Actually, no, they can't execute most of the sacraments. A woman can certainly baptize, but according to the Magisterium, a woman cannot ontologically receive Holy Orders, and thus, cannot absolve in the confessional, celebrate Mass and consecrate the Eucharist, nor confirm, nor marry two Catholics together, nor ordain others, nor give last rites.
Well, if that was what jo kus was saying, then it was unclear to me. However, I could just be dense. ;-)
In that case, I offer my comment as explanation for the equally dense.
Ontologically, a woman is not capable of executing the sacraments save baptism.
I consider myself a traditional, old prayer book Episcopalian. I accept women as priests in the same way as I accept Queen Elizabeth as the Supreme Governor of the Church of England. However, I wish that more of the women priests would be predisposed toward the traditional rites and put aside political ideology when preaching.

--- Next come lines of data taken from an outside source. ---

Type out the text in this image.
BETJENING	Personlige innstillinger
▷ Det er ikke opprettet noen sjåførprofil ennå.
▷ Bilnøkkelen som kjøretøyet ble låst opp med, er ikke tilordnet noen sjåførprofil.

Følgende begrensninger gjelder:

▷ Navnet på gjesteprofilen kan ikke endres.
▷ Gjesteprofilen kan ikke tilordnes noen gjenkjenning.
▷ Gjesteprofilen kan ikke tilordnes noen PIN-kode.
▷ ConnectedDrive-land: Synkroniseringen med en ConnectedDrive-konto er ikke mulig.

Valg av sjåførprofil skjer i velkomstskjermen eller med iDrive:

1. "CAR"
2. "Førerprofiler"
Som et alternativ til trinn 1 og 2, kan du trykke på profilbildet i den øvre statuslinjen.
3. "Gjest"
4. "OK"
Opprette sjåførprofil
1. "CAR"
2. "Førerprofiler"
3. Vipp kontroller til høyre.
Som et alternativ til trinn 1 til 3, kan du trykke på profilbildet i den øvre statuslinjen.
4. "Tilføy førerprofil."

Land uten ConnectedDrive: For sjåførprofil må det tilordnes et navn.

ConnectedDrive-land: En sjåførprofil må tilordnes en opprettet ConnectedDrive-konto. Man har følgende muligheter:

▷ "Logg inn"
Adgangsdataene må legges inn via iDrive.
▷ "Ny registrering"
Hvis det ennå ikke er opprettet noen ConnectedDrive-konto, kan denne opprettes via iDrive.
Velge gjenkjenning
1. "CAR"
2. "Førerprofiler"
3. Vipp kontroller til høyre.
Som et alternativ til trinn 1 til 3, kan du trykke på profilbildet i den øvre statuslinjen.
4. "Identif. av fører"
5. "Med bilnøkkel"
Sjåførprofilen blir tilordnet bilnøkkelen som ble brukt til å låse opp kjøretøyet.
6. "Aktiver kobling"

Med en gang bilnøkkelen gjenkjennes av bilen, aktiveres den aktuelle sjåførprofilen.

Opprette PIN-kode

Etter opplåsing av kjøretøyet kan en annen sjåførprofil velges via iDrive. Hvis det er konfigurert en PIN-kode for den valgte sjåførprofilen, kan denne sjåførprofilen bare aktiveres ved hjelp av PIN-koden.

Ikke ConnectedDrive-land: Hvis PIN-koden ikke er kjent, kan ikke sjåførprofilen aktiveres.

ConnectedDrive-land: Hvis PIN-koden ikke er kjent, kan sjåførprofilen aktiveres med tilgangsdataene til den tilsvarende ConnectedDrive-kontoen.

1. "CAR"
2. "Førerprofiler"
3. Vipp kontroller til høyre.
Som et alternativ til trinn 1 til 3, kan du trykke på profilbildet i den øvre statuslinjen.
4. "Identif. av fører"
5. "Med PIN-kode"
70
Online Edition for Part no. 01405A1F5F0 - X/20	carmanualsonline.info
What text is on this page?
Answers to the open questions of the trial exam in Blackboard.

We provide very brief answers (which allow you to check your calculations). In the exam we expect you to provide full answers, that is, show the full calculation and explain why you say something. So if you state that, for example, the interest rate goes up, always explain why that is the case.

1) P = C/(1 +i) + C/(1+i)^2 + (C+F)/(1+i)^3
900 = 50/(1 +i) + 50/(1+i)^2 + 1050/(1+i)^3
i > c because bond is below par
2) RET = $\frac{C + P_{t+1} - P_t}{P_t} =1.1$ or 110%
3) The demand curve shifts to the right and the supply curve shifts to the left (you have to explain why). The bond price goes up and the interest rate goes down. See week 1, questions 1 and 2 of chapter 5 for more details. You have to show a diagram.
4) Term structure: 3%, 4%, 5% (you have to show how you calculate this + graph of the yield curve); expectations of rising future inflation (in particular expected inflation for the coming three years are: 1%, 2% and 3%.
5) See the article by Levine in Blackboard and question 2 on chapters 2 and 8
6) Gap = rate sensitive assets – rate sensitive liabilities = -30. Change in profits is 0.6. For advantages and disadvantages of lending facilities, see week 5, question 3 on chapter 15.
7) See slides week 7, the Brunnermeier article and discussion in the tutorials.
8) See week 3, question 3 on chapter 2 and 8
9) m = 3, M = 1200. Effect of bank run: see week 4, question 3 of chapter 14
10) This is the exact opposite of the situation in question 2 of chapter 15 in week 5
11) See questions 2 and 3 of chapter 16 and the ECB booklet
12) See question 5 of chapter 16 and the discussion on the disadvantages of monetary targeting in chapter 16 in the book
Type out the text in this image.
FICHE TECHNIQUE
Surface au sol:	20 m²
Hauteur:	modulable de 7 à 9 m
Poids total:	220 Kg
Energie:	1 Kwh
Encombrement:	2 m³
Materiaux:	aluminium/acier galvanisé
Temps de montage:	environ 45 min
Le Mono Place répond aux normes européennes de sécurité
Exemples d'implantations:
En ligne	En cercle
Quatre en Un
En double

I am not so pessimistic as to assume that women priests can't follow the true Anglican way. Assuming we are not going back to an all male priesthood in the Anglican faith, the solution as I see it is to foster traditionalism among the next generation of priests (both male and female).
Now, they've got a female candidate for Presiding Bishop...one who's relatively inexperienced. I'm betting that it's either her or your former Bp. "Gatecrasher" Alexander who ends up as "Primate".
There's nothing inherently "male" about being a monarch -- it's not in the job description, at least not since the battle of Dettingen.
But "being a priest" and standing in Christ's place at the altar requires a man. Otherwise the liturgy and the theology get mixed up.
And I will tell you frankly that there is NO WAY you are going to get many women priests "predisposed toward the traditional rites." That's mutually exclusive as a matter of philosophy AND what the liberals call "theology". The liberal thinking that puts women into an inappropriate role in the first place necessarily and completely rejects the traditional rites as patriarchal, oppressive, and sexist.
The same people who push women for the priesthood push prayerbook revision, "alternative" Eucharists, enneagrams, and all that other anti-traditional rot. As I told a Catholic friend who expressed admiration for a particular female ECUSA priest (he was toying with the idea of a female priesthood until I filled him in on the fact that she led the ECUSA contingent in the national March for Abortion), "it's a package deal."